Of the supporting cast, Major General Ross gets his biggest part yet - despite not having to take Major Hogan's role from the corresponding novel (since there isn't one), as most of the intelligence officers in the TV series have done, he is written quite a lot like Hogan here, even using Hogan's catchphrase
"That's what you pay me for."
to General Wellington at one point.

Riflemanny Harris gets a larger than usual role when Sharpe tasks him to keep a posho away from his wife Jane. Unusually for the series this episode does not contain a posho-who-hates-Sharpe, instead it contains a posho-who-Sharpe-hates, that being the war journalist and painter Shellington, who tries to seduce Jane with his poetry until Harris points out that all of his poems were not composed by Shellington himself but were pre-existing poems. This is a different literary use to the one Harris was put to in Sharpe's Sword, where he broke the French code, but he was the only regular character for who this could have been remotely plausible for.

That Sharpe needed Harris to guard his wife from Shellington's seductions in the first place is setting up the (sadly rather tedious) recurring subplot from the next season in which Jane grows bored of Sharpe and starts having affairs. Jane is such an annoying, shallow character that it is a shame that Sharpe (the series) is lumbered with her for six episodes when the magnificent Teresa was only in four. The fact that Sharpe (the character) is still in love with Jane at this point means that there is no love-interest-of-the-week for him at all in this story.

The series seems to have run out of ideas for Harper, since this is the second episode in a row where he doesn't get much to do, and his subplot where he has a rivalry with Colonel Brand's sergeant is little more than a retread of subplots we have seen Harper in before, even as recently as Sharpe's Regiment.
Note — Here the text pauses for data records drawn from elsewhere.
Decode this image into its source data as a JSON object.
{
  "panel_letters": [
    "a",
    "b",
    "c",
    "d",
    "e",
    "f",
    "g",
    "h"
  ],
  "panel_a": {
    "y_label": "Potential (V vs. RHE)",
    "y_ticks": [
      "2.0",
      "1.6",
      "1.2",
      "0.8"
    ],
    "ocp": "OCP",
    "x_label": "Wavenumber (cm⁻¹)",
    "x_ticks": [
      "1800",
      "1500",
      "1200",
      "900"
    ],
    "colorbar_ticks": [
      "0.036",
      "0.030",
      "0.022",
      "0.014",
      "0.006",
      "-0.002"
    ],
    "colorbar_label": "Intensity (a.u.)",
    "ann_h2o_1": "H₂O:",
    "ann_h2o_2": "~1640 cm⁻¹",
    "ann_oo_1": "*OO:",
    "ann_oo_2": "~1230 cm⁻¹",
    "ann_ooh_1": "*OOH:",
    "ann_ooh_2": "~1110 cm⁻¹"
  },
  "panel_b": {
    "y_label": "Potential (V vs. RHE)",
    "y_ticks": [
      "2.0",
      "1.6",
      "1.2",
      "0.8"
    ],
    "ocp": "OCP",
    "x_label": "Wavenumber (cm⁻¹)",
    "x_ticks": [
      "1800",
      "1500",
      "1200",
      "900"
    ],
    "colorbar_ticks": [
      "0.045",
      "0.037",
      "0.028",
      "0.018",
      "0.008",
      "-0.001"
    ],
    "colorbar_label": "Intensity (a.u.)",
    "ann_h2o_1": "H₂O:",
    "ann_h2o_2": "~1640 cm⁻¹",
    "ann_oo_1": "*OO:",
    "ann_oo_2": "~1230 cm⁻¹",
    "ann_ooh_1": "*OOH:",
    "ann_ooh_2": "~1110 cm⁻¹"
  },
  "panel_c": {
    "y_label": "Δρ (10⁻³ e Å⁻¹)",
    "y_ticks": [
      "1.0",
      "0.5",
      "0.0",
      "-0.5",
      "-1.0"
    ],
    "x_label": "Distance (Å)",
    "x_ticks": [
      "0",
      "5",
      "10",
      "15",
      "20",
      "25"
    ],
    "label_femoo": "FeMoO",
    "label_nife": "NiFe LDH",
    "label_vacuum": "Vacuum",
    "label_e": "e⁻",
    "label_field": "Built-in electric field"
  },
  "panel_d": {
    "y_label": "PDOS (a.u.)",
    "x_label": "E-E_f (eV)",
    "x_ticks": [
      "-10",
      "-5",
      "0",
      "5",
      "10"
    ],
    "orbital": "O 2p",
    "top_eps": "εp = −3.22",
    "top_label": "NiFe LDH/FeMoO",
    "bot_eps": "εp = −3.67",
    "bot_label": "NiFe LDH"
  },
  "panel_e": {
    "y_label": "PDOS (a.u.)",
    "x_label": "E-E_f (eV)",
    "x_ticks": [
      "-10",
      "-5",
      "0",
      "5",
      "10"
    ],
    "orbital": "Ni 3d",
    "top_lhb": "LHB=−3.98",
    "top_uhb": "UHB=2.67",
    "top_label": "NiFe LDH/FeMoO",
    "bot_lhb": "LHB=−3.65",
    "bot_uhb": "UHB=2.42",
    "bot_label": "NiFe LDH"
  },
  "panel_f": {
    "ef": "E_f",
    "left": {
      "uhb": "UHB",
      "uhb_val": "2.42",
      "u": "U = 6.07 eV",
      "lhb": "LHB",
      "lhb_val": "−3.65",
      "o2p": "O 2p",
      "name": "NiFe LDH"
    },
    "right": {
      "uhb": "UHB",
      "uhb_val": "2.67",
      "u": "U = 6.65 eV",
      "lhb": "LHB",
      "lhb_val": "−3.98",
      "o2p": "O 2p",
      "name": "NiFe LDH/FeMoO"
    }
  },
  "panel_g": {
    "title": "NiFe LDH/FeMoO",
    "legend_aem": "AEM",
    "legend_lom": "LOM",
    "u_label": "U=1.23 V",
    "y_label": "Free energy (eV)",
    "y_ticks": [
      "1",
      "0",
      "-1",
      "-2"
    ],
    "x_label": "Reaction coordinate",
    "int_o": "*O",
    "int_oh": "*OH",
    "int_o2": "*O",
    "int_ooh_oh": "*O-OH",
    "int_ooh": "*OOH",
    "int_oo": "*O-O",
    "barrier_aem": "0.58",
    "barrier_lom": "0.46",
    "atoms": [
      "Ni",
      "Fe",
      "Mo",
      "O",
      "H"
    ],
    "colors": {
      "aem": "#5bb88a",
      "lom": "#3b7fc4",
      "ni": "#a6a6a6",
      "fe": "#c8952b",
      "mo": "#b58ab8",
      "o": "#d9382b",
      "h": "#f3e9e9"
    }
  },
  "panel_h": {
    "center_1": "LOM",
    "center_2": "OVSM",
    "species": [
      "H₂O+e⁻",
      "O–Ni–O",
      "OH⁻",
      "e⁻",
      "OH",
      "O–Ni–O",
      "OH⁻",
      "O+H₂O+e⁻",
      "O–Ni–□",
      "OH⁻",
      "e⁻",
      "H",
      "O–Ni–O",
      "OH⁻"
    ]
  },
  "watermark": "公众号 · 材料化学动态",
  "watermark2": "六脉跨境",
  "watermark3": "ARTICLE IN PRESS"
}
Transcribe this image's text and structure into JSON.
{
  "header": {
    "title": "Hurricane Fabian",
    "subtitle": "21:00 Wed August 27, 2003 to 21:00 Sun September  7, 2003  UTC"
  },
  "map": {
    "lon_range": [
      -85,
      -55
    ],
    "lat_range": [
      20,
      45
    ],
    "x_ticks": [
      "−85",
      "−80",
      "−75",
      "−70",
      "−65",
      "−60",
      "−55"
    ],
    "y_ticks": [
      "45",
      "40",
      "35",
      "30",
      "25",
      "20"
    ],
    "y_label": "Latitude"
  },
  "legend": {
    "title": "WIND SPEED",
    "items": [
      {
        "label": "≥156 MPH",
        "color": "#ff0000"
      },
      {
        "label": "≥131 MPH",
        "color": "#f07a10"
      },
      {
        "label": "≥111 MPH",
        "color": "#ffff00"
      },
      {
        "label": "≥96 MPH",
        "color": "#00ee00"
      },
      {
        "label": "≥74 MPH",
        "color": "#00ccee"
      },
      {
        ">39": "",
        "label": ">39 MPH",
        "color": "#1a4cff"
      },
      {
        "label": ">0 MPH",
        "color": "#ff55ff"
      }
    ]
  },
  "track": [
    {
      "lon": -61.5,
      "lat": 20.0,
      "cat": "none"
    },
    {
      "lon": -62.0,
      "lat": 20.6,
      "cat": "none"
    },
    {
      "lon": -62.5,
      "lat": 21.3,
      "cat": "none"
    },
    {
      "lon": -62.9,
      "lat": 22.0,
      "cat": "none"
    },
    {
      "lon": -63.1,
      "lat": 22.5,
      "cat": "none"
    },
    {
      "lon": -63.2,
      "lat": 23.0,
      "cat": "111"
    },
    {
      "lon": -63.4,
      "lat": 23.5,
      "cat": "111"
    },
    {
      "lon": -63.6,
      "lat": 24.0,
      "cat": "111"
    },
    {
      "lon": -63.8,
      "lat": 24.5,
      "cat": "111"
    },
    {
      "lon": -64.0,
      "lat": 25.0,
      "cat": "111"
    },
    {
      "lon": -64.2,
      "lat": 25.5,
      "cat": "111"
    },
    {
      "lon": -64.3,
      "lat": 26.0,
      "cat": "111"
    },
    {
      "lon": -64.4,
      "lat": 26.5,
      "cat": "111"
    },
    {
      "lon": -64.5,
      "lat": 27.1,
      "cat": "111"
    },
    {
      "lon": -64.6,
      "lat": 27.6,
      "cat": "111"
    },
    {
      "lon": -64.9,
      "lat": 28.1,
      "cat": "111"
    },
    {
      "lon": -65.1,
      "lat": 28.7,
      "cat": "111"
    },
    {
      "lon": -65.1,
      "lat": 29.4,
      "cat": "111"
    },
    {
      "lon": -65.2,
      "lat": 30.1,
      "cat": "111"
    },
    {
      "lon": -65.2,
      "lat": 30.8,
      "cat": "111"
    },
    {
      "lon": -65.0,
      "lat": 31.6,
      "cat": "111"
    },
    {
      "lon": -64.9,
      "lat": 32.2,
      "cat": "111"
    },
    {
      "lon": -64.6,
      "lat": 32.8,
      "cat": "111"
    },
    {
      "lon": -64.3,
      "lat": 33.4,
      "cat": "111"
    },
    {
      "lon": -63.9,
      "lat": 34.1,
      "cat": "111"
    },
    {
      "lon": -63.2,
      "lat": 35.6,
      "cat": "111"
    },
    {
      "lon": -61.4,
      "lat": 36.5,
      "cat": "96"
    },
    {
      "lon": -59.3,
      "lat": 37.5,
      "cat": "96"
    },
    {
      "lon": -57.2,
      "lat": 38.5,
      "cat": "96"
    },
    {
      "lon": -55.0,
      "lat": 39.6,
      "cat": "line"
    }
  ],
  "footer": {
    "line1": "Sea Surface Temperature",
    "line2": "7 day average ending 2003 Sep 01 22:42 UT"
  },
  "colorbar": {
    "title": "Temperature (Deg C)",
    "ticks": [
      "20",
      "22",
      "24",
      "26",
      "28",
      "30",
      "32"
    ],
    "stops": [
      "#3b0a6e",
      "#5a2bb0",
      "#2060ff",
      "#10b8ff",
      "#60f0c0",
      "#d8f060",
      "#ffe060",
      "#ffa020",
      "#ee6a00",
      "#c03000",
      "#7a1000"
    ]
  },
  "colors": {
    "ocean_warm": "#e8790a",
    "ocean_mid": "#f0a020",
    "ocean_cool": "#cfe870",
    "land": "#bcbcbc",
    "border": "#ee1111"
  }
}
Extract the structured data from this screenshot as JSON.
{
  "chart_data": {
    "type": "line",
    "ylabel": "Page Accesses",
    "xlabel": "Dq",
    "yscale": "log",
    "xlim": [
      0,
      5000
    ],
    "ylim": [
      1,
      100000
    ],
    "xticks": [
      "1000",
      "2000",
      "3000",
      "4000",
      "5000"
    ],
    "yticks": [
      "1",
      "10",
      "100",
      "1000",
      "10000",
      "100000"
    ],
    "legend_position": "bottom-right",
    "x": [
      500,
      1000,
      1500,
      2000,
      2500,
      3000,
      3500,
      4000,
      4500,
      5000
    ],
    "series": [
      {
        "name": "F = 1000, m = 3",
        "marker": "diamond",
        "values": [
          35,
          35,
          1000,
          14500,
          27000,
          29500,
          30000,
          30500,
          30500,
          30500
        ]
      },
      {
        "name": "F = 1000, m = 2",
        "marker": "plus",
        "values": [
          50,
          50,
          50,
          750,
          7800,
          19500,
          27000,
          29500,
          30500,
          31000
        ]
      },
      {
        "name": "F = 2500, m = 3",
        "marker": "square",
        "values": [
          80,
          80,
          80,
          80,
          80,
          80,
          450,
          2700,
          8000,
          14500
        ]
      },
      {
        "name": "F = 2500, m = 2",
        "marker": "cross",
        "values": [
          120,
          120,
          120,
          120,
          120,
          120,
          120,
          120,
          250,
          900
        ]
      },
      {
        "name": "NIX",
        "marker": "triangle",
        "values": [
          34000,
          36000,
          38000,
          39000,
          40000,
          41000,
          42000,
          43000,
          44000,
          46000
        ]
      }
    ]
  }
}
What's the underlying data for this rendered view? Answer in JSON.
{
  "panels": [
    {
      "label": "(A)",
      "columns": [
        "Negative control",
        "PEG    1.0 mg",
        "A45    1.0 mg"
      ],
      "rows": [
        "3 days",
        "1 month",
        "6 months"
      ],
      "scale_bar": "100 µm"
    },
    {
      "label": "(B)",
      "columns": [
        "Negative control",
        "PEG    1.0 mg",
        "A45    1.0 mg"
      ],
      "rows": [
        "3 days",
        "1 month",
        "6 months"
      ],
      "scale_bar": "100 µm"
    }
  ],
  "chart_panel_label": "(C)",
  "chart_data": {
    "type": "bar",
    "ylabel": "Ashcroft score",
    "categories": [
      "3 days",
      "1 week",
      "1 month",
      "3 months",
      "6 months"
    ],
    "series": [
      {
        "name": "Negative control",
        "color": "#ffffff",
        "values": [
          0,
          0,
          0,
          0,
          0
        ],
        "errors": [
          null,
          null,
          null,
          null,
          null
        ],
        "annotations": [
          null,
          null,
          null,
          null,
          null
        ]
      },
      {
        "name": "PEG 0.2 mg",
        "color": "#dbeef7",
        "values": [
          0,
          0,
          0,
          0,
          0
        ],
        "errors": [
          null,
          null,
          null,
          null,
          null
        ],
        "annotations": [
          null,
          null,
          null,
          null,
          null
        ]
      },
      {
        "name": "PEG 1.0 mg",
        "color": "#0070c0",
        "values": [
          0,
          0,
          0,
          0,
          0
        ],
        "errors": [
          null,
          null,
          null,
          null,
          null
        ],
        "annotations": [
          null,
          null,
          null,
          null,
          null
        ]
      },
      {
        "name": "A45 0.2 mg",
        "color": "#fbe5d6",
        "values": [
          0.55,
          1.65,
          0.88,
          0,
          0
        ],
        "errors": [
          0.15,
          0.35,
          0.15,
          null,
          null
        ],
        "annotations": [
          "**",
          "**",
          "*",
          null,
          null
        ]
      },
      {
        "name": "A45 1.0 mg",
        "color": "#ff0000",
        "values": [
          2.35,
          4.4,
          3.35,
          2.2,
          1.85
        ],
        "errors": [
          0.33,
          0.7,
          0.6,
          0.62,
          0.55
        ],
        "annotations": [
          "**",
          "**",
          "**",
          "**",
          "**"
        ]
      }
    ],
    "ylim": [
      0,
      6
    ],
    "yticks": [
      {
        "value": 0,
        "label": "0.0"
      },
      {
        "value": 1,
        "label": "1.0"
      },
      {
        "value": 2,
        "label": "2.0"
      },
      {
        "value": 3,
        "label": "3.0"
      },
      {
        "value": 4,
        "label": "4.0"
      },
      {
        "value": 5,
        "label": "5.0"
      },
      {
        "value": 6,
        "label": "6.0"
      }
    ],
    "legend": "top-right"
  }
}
He does get one really good line, though, in the episode's best scene I already mentioned above.

The French General Calvet and his sidekick Gaston return from Sharpe's Siege, and here we see them playing Russian Roulette with possibly poisonous mushrooms. Except it's not quite the same since Calvet knows which ones are poisoned. When he kills off the French Colonel Cresson for failing in his mission, it does come across a bit like SECTRE Number One having a henchmanny killed for failure.

This is mostly an average episode, with a couple of standout moments. I think season four is showing the limitations of Sharpe's Format - stick too closely to the formula (Siege and Mission) and you risk ending up with an average episode that is too generic and unmemorable to stand out, but stray too far from the formula (Regiment) and you risk losing the qualities that make Sharpe Sharpe. While none of season four is as bad as Sharpe's Gold was, we're still a long way away and getting further from the series peaks of seasons one and two.